Le ministère public rappelle que le passif définitif soumis s'élève à 110 815,91 euros. Il constate que le projet de plan indique un remboursement des quatre créances inférieures à 500 euros pour un montant total de 751,93 dès l'arrêté du plan et un apurement des autres créances privilégiées et chirographaires en 8 annuités linéaires de 13 407,07 euros. Il souligne qu'au 31 juillet 2021, le résultat de l'exercice s'élevait à 17 839 euros et considère que le redressement n'est manifestement pas impossible.

- Sur l'actif

M. T. rappelle l'existence du bail précaire afin de sous-louer une partie de son local pour 1 800 euros par mois (2 160 euros TTC) ; qu'au 28 février 2022, son solde bancaire était de 11 255,79 euros ; qu'il est propriétaire, avec son épouse commune en bien, du local commercial, évalué à un prix net vendeur compris entre 150 000 euros et 160 000 euros.

Par ailleurs, il indique être propriétaire de son fonds de commerce de restauration, lequel peut être valorisé au regard de l'emplacement de l'entreprise.

La SELAFA MJA constate que M. T. est taisant quant au règlement de la créance postérieure.
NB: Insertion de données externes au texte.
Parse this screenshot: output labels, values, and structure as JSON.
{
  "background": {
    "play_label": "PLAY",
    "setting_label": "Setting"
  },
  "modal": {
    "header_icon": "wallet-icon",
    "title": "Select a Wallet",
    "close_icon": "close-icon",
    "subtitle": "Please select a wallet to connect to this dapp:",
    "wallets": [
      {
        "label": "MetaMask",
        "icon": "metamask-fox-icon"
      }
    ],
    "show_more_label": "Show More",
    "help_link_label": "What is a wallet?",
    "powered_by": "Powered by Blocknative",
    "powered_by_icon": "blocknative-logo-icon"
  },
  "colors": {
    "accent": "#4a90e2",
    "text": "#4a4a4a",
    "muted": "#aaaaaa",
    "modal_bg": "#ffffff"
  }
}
Le ministère public remarque que l'appelant ne répond pas sur l'existence de dettes depuis l'ouverture de la procédure (découverte en février 2021, de charges de copropriété du centre commercial non acquittées et la non-production de justificatifs au titre des cotisations URSSAF ainsi que la déclaration de TVA) et considère que l'absence d'état de cessation des paiements au cours de la période d'observation n'est pas démontrée.
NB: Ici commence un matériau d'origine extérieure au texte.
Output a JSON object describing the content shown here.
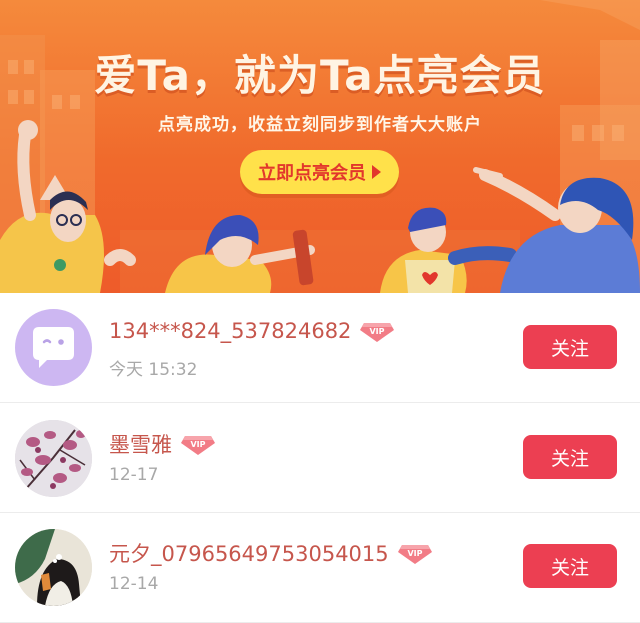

Il ressort des pièces produites, sur lesquelles le mandataire judiciaire ne réplique pas, que M. T. justifie des retraits en espèces effectués sur son compte bancaire, qu'il a procédé au règlement des charges de copropriété réclamées postérieurement à l'ouverture de la procédure collective, le solde restant dû au 3 mars 2022 (8 007, 71 euros) étant inférieur à la déclaration de créance effectuée le 6 juin 2019 ; que les cotisations ont été versées à l'URSSAF durant la période d'observation, le solde débiteur figurant sur le décompte du 28 février 2022 (19 923 euros) étant inférieur au montant de la déclaration de créance antérieure du 4 août 2021 (19 744 euros) ; que M. T. justifie d'une contestation sérieuse de la créance déclarée à titre postérieur ; qu'il justifie également être à jour du paiement de la TVA, de la taxe foncière et de l'EDF.
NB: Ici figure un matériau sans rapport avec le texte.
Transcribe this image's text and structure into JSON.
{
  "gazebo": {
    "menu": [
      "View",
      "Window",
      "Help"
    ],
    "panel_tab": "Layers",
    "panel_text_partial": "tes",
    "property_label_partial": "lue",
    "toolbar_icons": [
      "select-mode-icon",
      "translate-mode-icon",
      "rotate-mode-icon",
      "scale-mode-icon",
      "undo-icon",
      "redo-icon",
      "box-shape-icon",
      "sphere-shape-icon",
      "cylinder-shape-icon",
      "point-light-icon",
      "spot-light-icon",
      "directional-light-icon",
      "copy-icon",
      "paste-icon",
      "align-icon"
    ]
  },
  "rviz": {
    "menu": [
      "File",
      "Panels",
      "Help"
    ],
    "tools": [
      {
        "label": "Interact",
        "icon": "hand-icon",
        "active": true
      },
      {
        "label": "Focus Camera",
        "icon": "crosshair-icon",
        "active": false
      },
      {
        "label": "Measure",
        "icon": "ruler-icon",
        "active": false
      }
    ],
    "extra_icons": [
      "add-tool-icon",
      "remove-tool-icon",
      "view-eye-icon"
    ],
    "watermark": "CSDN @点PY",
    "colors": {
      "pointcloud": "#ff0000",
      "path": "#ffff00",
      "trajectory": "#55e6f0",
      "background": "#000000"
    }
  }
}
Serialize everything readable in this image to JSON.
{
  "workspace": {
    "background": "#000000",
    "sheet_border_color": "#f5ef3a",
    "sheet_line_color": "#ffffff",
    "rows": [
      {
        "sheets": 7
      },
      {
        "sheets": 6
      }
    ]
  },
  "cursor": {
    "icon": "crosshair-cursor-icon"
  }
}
Il en résulte que la constitution d'un passif postérieur ne peut être reproché à M. T., et que son état de cessation des paiements n'est donc pas caractérisé.

* Sur le plan de redressement

M. T. rappelle que le juge-commissaire a émis un avis favorable au plan de redressement, sous réserve du règlement des charges. Il souligne que les charges postérieures ont été réglées. Il indique que son activité est bénéficiaire (3 382 euros en 2017/2018 et 17 839 euros en 2020/2021). Il rappelle être propriétaire de sa résidence principale, estimée à 170 000 euros pour laquelle il n'a aucun crédit. Il considère que les résultats bénéficiaires de l'entreprise démontrent qu'il est en mesure d'apurer son passif d'un montant total de 109 114,91 euros et demande l'infirmation du jugement entrepris.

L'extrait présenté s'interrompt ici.